Hoje, há uma relativa equiparação dos recursos tecnológicos aplicados nas empresas de serviços, o que faz com que tal fator não seja mais suficiente para garantir, sozinho, saltos de crescimento ou uma posição de destaque.

Outro que fator vem sendo destacado como o grande diferencial é o “humano”, mas cabe uma reflexão interessante sobre essa questão.

É indiscutível que criatividade, pró-atividade, presteza e inovação são essenciais para as empresas de serviços e estão diretamente relacionadas à capacidade humana. Mas todo profissional tem o mesmo poder de contribuição em qualquer área? Certamente não, porque cada um de nós tem habilidades, competências e perfil próprios. Como, então, as empresas podem garantir que os profissionais, com suas particularidades, estejam alocados nos cargos e funções que possibilitam o uso pleno de seu potencial?

Será que isso explica a afirmação de que “uma grande empresa é formada por grandes profissionais, porém grandes profissionais não formam necessariamente uma grande empresa”?

A explicação pode estar nos mesmos motivos que fazem com que, ainda hoje, encontremos em diversas empresas, dos mais variados portes, uma grande incidência de problemas considerados simples, como por exemplo:

– Contratação de profissional com perfil inadequado para determinada função;

– Passagem de informação incorreta ou incompleta a um cliente;

– Demora na compra de equipamentos e materiais;

– Falha no cumprimento de prazo no reparo de equipamentos;

– Atraso no envio de relatórios;

– Problemas e falhas repetitivas, de qualquer origem.

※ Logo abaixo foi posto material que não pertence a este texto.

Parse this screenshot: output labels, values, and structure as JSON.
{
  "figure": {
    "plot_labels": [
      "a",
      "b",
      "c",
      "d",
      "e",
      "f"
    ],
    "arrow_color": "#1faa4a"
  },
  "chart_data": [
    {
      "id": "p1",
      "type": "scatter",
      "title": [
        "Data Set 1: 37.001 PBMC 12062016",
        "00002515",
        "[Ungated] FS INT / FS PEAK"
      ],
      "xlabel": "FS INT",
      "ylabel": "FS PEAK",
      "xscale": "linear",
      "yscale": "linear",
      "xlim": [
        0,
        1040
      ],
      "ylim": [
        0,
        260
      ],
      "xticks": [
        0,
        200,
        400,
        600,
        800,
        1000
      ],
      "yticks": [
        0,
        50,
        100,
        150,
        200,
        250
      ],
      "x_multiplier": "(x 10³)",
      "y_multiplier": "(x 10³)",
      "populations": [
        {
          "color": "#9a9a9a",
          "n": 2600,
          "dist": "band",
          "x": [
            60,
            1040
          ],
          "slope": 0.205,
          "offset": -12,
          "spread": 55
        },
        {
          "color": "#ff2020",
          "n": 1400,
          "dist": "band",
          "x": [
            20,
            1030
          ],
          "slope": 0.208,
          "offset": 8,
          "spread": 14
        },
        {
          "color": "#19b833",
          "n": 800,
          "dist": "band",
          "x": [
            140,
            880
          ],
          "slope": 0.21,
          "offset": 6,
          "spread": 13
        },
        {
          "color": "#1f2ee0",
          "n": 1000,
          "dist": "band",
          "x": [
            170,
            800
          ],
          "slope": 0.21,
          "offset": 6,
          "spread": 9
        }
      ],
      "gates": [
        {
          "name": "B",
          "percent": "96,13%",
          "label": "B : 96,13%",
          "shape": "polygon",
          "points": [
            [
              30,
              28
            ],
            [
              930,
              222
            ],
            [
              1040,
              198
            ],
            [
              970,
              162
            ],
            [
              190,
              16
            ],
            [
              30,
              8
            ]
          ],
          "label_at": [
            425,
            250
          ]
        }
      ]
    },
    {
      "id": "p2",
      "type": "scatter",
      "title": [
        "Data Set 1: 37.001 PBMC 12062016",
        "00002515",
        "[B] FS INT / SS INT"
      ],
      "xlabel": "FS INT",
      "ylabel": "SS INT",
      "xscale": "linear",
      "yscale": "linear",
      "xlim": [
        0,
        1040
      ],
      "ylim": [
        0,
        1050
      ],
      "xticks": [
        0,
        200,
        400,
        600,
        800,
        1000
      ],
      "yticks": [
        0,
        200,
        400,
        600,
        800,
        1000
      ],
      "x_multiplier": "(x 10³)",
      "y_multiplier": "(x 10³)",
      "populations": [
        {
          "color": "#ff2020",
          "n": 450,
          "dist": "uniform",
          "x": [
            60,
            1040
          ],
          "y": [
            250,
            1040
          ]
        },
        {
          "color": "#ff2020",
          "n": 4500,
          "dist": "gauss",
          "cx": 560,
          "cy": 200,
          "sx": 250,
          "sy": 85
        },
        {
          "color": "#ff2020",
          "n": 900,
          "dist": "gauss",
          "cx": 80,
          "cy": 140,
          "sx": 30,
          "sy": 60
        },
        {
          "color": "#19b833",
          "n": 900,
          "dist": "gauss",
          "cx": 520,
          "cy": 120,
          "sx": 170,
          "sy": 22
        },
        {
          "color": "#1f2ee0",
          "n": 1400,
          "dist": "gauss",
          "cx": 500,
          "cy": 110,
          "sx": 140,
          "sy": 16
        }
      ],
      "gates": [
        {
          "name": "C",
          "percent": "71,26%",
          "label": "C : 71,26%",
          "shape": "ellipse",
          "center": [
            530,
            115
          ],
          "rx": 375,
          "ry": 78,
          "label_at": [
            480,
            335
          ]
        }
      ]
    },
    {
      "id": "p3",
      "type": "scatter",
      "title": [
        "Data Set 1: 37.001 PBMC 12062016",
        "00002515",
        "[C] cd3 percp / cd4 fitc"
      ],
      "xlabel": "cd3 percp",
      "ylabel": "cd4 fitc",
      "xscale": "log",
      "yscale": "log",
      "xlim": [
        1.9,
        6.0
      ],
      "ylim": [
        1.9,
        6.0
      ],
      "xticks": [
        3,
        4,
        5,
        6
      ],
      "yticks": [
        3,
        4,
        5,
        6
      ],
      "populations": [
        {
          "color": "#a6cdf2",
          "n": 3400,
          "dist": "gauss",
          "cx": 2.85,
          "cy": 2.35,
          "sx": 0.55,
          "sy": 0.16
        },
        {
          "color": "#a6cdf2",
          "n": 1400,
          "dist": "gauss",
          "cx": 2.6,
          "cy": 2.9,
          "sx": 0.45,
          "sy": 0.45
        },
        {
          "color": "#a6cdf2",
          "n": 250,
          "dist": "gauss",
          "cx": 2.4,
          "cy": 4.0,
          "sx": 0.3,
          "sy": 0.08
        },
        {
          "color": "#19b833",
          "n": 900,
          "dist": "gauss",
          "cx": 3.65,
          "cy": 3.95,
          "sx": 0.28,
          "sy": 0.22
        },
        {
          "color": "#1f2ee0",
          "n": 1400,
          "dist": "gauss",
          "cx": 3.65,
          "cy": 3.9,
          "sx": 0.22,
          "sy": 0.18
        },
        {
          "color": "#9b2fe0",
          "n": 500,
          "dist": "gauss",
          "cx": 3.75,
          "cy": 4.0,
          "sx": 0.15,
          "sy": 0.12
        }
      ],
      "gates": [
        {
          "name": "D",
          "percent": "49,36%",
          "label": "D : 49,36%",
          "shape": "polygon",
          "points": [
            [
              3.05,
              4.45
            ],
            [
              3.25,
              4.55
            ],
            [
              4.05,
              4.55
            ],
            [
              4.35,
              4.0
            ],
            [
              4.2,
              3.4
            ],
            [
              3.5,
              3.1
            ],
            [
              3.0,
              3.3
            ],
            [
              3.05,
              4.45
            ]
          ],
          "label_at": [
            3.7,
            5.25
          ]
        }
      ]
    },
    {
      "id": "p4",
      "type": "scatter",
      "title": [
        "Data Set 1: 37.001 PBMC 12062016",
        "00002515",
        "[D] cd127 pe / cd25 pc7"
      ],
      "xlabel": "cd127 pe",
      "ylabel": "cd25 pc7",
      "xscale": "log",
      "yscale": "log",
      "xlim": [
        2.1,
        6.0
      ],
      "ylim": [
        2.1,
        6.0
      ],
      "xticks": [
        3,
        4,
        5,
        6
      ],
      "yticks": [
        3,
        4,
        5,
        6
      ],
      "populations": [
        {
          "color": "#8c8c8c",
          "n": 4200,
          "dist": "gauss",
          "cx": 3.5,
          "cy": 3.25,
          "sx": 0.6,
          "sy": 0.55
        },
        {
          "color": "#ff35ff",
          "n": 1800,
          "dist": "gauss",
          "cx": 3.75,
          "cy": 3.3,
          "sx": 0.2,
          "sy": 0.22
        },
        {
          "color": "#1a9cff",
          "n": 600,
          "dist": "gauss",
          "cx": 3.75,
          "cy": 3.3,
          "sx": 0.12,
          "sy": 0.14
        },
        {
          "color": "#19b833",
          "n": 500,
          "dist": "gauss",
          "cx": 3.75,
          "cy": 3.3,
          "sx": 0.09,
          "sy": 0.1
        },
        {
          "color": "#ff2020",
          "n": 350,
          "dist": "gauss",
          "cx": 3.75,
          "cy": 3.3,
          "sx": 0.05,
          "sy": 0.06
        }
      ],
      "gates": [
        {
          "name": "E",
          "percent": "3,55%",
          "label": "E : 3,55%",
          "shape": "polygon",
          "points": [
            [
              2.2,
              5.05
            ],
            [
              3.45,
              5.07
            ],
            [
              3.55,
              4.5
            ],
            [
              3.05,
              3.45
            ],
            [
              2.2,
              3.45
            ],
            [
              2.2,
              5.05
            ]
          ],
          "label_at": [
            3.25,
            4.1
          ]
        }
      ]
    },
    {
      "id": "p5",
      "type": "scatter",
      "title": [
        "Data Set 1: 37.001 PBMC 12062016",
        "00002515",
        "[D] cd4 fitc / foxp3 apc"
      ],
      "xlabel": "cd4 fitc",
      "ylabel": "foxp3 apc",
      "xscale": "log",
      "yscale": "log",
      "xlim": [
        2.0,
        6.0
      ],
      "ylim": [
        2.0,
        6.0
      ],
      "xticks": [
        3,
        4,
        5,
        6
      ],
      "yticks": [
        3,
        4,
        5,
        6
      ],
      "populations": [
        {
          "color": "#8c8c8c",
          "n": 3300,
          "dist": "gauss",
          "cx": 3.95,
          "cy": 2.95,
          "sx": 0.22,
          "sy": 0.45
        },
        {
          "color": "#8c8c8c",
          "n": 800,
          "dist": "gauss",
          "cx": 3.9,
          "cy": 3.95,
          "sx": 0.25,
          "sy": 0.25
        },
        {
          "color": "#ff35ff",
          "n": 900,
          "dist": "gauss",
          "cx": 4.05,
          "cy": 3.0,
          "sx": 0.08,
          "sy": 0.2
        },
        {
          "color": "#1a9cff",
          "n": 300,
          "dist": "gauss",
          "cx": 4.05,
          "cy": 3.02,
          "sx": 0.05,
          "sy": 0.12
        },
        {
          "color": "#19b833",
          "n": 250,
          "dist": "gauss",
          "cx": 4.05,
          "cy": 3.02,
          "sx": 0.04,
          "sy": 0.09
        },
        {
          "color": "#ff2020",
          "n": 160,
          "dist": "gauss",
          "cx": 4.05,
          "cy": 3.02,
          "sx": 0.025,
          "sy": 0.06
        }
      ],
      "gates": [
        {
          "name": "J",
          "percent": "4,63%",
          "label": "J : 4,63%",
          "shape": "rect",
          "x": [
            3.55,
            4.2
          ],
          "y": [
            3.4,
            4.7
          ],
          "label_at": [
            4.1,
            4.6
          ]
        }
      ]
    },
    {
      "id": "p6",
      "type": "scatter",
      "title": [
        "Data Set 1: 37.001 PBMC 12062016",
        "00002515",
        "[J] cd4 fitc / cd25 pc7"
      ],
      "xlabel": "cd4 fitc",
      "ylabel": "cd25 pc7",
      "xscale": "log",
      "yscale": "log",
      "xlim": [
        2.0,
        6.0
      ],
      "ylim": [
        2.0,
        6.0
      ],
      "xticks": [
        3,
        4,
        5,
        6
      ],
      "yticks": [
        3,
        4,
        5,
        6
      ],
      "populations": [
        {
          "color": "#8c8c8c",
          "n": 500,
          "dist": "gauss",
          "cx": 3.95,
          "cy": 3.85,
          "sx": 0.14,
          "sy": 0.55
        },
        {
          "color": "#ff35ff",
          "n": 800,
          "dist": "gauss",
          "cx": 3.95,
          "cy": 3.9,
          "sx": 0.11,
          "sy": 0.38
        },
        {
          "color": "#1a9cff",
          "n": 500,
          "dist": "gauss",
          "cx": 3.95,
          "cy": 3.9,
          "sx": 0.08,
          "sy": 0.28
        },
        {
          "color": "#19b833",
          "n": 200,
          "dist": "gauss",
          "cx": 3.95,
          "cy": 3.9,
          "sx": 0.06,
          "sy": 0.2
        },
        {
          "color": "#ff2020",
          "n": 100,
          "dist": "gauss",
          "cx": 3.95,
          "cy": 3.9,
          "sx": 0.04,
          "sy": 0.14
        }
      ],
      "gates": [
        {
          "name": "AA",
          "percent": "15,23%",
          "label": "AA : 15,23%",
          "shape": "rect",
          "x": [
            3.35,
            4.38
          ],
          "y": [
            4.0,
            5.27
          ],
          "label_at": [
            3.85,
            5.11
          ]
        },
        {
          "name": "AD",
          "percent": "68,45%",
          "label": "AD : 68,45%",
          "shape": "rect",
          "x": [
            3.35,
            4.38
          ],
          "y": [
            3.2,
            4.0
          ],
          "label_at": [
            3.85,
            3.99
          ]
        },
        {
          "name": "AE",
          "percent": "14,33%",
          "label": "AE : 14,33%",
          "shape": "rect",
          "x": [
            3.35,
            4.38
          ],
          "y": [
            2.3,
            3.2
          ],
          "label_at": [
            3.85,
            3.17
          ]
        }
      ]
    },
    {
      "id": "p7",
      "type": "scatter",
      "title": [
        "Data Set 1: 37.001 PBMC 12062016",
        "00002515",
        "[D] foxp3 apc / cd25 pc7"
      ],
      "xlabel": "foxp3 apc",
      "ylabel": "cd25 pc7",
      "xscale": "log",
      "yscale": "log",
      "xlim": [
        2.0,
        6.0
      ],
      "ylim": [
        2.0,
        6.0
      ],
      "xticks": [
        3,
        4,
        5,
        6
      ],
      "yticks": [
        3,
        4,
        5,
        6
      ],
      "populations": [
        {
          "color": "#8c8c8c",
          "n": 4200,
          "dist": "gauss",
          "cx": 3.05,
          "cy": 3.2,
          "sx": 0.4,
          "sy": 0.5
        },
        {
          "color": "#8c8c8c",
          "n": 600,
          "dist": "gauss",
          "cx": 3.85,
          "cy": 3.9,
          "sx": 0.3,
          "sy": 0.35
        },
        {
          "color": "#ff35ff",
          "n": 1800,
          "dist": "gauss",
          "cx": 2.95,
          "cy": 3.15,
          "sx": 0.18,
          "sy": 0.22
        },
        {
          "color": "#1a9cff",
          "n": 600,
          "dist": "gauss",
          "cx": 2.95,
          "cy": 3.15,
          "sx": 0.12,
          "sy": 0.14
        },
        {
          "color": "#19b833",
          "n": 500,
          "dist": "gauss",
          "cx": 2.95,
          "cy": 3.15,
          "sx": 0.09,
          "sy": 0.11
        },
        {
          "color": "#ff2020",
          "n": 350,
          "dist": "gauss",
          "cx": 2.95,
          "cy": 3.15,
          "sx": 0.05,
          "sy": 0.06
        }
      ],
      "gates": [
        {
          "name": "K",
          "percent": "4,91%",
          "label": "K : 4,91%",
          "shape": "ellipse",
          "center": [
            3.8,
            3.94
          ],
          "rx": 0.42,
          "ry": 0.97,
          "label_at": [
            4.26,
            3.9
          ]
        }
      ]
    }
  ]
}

Tais falhas podem estar relacionadas a um conjunto de variáveis, sejam de origem tecnológica, humana ou de ambas. Isso mostra que nem só a “tecnologia” e nem só o “fator humano”, isoladamente, pode fazer a diferença em uma empresa.

Falhas só deixam de ocorrer e a melhoria dos serviços só acontecem quando as empresas conseguem gerir todos os recursos com visão sistêmica, de maneira integrada e direcionada aos objetivos organizacionais, isto é, quando possuem total domínio operacional e gerencial dos processos.

Existe no mercado uma variedade de normas, metodologias e conceitos amplamente divulgados que tem como princípio ou aspecto-chave a “Gestão de Processos”. Dentre eles, podemos citar: os Critérios de Excelência da FNQ (Fundação Nacional da Qualidade); as normas ISO; a filosofia Lean Manufacturing; o CRM (Customer Relationship Management); o BSC (Balanced Scorecard); e o Six Sigma.

Vale ressaltar que não é a metodologia ou a norma adotada que fará a empresa se consolidar e obter a máxima eficiência na gestão dos processos. Existem alguns fatores determinantes para o sucesso da implantação e, principalmente, da manutenção do que podemos chamar de “cultura” da Gestão de Processos nas empresas, dos quais destacamos:

– O apoio e a participação efetiva da Alta Direção da empresa;

– A disciplina na execução dos processos, por todos os profissionais, de qualquer nível hierárquico;

– O monitoramento permanente dos processos por meio de indicadores, com metas alinhadas aos objetivos da empresa;

– A comunicação objetiva e clara sobre os processos e resultados para todas as pessoas envolvidas;

– A manutenção de canais e programas permanentes direcionados à análise de resultados e melhoria dos processos;

– O direcionamento dos recursos tecnológicos para maximizar os resultados dos processos (ao invés de adequar os processos às tecnologias);

– A priorização da visão “horizontal” (por processo) em relação à visão vertical (departamentalização);

– A definição de um “owner” para os processos da empresa, com foco exclusivo na condução das ações de análise e melhoria dos processos, garantindo a manutenção da “visão sistêmica” e direcionada aos objetivos da empresa.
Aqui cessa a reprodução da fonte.